A staple of Wisconsin life these days is tuning on the evening news and seeing Governor Scott Walker in safety glasses, touring yet another manufacturing plant. “Manufacturing is the backbone of Wisconsin’s economy,” he’ll say, and tell you growing manufacturing is his top priority.
On October 9, Walker was introduced at an event hosted by Wisconsin Manufacturers and Commerce as the “architect of [Wisconsin’s] transformation.”
“I'm proud of the fact that we have turned things around, that we’re headed in the right direction,” Walker told the friendly crowd, before pivoting to say that if his opponent, state school superintendent Tony Evers, is elected, manufacturing would suffer, “taking out a lot of the growth and prosperity in this state.”
Not so fast, mister.
According to the “gold standard” of job metrics, the Quarterly Census of Employment and Wages, since Walker was elected in 2011, Wisconsin has lost 150 manufacturing establishments, at a time when most other states added them.
Not so fast, mister.
In fact, only eleven states have lost more manufacturers than Wisconsin.
Our neighbor to the west, Minnesota—which recently surpassed Wisconsin in total jobs for the first time ever—has added 394 manufacturing establishments. Our neighbor to the east, Michigan, has added 2,290.
What about the manufacturing job growth that Walker likes to crow about? That only looks good out of context. It’s like when he says that “more people are working in Wisconsin now than ever before.” It sounds great, but it’s a claim that literally every post WWII Wisconsin governor could have made at some point in his term. (It’s caused by this strange phenomenon known as population growth.) Similarly, most states have added manufacturing jobs, the relevant point is how does this rate of growth stack up to the rest of the country?

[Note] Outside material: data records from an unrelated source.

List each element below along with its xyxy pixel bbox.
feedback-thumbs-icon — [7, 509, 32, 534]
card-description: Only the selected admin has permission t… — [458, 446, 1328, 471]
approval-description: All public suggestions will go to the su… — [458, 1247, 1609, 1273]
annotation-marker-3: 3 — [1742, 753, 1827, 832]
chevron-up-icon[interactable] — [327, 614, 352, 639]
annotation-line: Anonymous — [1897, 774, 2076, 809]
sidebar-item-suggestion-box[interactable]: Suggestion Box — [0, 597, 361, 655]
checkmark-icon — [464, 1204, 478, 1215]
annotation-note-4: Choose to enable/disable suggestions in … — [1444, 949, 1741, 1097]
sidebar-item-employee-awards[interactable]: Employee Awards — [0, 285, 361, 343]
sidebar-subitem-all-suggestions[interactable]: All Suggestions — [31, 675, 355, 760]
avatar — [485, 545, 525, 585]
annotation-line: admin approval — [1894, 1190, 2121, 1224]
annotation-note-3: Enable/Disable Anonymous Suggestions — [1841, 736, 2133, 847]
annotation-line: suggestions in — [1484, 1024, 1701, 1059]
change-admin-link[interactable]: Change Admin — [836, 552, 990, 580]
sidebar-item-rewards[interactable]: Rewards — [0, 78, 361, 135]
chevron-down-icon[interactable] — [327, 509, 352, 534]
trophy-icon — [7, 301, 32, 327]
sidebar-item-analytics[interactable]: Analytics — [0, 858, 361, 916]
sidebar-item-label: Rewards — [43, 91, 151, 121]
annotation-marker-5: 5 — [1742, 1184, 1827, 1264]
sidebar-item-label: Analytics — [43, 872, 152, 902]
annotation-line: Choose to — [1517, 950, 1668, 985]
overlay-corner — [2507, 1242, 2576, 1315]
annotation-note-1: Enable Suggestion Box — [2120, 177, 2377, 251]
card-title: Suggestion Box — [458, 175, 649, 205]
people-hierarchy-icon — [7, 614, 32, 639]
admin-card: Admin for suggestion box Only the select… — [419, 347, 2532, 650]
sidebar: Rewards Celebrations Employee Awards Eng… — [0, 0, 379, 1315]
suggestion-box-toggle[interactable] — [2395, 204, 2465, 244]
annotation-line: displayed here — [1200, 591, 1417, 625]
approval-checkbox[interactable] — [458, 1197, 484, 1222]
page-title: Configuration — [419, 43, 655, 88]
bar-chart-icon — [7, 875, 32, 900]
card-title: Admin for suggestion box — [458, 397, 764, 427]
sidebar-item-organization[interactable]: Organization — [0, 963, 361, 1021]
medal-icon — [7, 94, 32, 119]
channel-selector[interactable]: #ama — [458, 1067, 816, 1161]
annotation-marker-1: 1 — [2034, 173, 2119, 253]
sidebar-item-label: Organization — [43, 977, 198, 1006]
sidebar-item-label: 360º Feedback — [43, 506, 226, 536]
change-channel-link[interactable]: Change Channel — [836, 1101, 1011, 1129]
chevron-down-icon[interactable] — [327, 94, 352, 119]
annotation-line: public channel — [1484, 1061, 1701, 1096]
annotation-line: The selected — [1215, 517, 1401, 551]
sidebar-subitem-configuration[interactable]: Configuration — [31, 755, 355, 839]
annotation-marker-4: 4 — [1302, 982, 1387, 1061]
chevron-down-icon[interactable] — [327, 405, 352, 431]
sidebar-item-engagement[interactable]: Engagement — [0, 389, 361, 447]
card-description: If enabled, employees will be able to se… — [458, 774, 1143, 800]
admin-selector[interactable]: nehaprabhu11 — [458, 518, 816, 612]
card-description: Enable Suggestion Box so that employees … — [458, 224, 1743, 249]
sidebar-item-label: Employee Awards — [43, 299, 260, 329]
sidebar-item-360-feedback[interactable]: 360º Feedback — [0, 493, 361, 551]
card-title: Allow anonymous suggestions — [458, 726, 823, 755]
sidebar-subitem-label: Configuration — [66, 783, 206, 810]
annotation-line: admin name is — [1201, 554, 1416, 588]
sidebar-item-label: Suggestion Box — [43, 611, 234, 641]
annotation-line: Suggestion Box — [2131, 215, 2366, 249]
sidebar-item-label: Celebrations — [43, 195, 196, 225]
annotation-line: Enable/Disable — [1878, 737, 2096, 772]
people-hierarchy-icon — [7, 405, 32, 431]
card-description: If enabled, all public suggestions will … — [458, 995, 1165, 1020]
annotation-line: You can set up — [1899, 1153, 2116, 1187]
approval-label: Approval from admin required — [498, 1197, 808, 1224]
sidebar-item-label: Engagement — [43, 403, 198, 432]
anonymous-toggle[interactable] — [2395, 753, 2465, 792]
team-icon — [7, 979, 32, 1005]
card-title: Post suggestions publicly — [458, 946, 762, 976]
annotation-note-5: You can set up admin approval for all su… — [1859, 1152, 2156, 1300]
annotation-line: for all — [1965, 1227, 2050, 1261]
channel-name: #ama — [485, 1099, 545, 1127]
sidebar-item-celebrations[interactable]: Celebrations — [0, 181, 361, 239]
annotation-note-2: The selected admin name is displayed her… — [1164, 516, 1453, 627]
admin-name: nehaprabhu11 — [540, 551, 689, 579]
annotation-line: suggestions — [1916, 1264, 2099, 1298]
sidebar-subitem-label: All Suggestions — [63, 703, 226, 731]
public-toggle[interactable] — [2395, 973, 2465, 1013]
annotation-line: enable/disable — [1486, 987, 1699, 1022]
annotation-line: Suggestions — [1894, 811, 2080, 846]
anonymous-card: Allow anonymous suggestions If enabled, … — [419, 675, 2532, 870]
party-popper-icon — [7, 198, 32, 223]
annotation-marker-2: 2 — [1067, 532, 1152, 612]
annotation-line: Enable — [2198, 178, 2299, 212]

While Walker often cherry picks data from various sources to muddy the waters, during his tenure as governor, Wisconsin has been solidly middle of the pack, ranking 24th in job growth in the manufacturing sector. But when Walker took office, in 2011,Wisconsin ranked seventh, between Michigan (#1) and Minnesota (#12). Wisconsin now trails both states in this category.
And it’s not just manufacturing growth that lags. Wisconsin’s overall job growth under Walker places it 32nd in the country, again trailing neighbors Minnesota (22nd) and Michigan (15th).
Walker often cherry picks data from various sources to muddy the waters, but basically, when it comes to generating new manufacturing jobs and businesses, Wisconsin ain't happenin'.
Walker made a big splash by luring Taiwanese manufacturer Foxconn to Wisconsin, lavishing some $4.5 billion in subsidies for it to build a massive LCD manufacturing screen plant which he says will bring some 13,000 jobs to the state. But given the cost of those jobs (about $350,000 per), it seems important to ask, instead of transplanting a giant (and very expensive) sequoia from afar, why not try to encourage local seedlings that might one day grow big?
Legendary Wisconsin companies such as Trek, Epic Systems, and Harley Davidson all started out as seedlings that grew into the giants they are today.
But in start-up entrepreneurial activity, Scott Walker’s top-down approach placed Wisconsin dead last for three years in a row.
Walker campaigns as if these facts simply don’t exist. Things may be better economically than when he took office in the midst of the Great Recession, but in Walker World, the economy was only bad in Wisconsin, and was the doing of former Democratic governor Jim Doyle. George Bush? Walker’s apparently never heard of him.
Under Democratic governor Mark Dayton, Minnesota has pummelled Wisconsin in every economic category imaginable. Walker’s gubernatorial challenger Tony Evers is reading largely from the Dayton playbook. But Walker insists that having a Democrat in the governor’s mansion will lead to “record job loss” and will be tantamount to the state doing a U-turn.
Considering that Wisconsin is last in start-up activity, and has lost 150 manufacturing plants under Walker, maybe a U-turn is exactly what we need.